The Sirius jets are made from carbon fiber composite for a high strength-to-weight ratio. According to Sirius, its jets will be 95% quieter than a helicopter, emitting less than 60 dB at a 330-ft (100-m) distance. There is a whole-aircraft emergency ballistic parachute in the event of an in-flight emergency.

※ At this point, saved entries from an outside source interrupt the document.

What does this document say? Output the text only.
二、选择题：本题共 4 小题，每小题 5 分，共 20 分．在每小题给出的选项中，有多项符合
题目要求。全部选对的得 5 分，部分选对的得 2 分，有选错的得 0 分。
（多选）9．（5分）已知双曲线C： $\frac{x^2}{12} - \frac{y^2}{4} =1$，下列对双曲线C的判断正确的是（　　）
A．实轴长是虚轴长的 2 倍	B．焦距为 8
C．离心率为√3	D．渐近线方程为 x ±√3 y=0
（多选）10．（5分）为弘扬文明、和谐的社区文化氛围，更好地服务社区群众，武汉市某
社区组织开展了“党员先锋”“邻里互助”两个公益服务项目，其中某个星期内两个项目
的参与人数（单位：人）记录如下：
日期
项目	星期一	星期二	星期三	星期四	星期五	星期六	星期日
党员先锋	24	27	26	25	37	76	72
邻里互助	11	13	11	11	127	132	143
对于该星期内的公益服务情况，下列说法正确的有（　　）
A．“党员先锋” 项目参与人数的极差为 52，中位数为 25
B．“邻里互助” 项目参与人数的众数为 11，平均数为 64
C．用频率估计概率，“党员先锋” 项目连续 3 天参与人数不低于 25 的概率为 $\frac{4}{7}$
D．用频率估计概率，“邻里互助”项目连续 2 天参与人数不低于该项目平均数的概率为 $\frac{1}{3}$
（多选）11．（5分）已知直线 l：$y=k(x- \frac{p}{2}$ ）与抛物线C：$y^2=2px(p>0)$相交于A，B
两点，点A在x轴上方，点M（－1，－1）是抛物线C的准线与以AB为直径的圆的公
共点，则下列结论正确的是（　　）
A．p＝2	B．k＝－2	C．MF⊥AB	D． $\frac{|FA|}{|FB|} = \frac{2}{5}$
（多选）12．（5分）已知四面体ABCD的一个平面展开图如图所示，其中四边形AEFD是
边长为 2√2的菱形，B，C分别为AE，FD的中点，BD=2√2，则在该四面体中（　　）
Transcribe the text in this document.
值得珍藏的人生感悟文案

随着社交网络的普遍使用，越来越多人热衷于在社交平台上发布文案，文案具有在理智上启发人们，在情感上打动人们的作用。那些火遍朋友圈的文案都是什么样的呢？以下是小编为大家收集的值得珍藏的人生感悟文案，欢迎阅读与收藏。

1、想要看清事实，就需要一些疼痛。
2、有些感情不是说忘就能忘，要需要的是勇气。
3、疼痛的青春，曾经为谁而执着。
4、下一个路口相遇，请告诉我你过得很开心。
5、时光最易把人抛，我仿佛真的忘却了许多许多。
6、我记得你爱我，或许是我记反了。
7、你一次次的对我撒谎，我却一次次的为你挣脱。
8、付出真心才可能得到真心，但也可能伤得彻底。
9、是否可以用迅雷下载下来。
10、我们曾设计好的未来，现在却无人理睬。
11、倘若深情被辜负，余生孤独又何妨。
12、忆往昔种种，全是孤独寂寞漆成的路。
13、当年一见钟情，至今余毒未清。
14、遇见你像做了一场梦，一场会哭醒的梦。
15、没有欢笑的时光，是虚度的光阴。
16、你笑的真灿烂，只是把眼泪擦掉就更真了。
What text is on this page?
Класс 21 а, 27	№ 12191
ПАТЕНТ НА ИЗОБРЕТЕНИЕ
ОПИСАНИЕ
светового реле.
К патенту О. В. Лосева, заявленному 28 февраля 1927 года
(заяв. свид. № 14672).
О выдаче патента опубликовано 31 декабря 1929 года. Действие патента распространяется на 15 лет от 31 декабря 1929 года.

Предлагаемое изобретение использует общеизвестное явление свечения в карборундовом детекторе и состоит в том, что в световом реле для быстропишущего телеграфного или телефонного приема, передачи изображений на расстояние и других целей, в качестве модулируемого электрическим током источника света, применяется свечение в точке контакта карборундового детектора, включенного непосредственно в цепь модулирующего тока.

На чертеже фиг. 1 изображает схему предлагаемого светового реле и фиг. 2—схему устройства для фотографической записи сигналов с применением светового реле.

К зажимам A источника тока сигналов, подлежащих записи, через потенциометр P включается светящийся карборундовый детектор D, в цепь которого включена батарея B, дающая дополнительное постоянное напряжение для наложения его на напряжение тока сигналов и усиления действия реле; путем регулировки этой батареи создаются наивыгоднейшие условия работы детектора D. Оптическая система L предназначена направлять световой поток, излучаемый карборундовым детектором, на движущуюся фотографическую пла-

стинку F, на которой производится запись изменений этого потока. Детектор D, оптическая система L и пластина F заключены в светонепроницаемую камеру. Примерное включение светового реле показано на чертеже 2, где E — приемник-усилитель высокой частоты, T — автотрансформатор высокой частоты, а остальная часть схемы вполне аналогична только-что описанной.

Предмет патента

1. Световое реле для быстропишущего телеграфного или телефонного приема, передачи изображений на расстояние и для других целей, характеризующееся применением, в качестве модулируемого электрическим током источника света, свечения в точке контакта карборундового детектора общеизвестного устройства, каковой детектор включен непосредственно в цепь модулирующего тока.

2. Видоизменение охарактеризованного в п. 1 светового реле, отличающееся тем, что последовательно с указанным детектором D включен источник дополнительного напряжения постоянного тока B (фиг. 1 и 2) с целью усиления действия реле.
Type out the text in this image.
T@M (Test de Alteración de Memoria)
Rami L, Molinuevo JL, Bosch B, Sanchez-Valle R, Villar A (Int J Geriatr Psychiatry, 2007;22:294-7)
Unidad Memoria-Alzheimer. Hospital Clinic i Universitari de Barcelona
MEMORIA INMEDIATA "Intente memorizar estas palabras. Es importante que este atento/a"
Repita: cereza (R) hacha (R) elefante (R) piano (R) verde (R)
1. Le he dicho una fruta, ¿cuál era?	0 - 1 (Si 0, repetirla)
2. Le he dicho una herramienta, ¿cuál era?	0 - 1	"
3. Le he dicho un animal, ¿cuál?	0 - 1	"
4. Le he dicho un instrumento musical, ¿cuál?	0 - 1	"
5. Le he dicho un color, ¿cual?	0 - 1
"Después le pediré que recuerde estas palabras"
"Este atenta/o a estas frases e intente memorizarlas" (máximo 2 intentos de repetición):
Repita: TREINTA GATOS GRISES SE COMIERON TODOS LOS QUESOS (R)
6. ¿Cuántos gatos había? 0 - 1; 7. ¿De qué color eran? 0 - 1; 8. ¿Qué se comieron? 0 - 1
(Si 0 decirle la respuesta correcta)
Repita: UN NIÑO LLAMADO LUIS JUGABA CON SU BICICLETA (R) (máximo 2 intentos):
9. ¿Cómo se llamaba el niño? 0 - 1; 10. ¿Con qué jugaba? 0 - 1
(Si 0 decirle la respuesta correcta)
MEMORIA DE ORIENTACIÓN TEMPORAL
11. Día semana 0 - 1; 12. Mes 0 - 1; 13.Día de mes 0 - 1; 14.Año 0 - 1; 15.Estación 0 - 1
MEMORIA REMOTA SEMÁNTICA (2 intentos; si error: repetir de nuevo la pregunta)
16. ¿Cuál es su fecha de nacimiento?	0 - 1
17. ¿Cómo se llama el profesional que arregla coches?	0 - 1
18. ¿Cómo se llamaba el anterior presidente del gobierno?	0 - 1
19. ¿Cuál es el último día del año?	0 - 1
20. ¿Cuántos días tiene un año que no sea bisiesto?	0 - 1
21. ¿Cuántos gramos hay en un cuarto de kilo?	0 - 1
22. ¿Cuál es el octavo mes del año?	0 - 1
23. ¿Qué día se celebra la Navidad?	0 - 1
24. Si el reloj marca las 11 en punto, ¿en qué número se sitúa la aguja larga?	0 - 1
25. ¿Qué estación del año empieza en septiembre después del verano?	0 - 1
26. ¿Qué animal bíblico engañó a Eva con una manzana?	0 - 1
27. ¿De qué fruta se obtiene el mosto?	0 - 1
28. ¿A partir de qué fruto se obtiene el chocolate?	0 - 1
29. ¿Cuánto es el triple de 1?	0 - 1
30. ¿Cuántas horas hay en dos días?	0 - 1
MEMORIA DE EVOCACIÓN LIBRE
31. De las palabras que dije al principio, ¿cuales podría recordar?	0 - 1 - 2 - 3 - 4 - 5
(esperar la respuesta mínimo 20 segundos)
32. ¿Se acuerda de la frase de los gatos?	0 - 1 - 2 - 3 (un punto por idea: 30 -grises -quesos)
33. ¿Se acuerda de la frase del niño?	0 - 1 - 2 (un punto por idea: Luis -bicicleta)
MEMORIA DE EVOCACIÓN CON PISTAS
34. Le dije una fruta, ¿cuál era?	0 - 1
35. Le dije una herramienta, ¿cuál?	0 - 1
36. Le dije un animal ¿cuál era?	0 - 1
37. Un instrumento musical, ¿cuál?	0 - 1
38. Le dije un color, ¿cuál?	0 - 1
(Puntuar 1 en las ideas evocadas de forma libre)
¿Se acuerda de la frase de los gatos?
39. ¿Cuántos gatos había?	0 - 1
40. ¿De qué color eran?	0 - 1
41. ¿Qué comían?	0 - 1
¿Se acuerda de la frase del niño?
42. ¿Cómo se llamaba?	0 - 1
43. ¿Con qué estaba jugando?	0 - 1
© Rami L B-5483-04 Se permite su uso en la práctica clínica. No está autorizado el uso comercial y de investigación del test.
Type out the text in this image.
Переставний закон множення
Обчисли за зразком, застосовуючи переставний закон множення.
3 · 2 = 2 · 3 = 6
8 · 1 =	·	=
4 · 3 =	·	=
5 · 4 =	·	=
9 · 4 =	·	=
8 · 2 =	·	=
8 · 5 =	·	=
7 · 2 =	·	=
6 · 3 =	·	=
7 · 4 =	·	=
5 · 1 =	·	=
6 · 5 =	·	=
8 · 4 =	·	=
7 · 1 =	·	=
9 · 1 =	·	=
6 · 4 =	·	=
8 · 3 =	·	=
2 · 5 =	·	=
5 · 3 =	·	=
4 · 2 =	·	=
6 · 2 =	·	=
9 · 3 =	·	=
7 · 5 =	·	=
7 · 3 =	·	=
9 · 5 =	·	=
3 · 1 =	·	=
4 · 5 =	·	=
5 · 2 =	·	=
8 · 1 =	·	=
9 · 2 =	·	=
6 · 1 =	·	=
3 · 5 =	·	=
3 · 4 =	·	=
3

The company’s target market is the business jet consumer. In December 2023, the company envisioned first flight of a full-scale Sirius Business Jet demonstrator in 2025. The estimated price of each aircraft has not yet been announced, but the company has calculated they will consume approximately 4 gallons (15 liters) of liquid hydrogen per hour, making them more environmentally friendly than traditional business jets, and costing less than $0.50 per seat mile for a 1,150-mile journey (for the Sirius Business Jet).

About the Author

Mike Hampson is the owner of HelicopterLinks.com, started in 2002 as the “online yellow pages of the helicopter industry.” He is the webmaster of the VFS World eVTOL Aircraft Directory (www.eVTOL.news/aircraft) and is a past contributor to Vertical, Vertiflite, Rotor & Wing and RotorNews.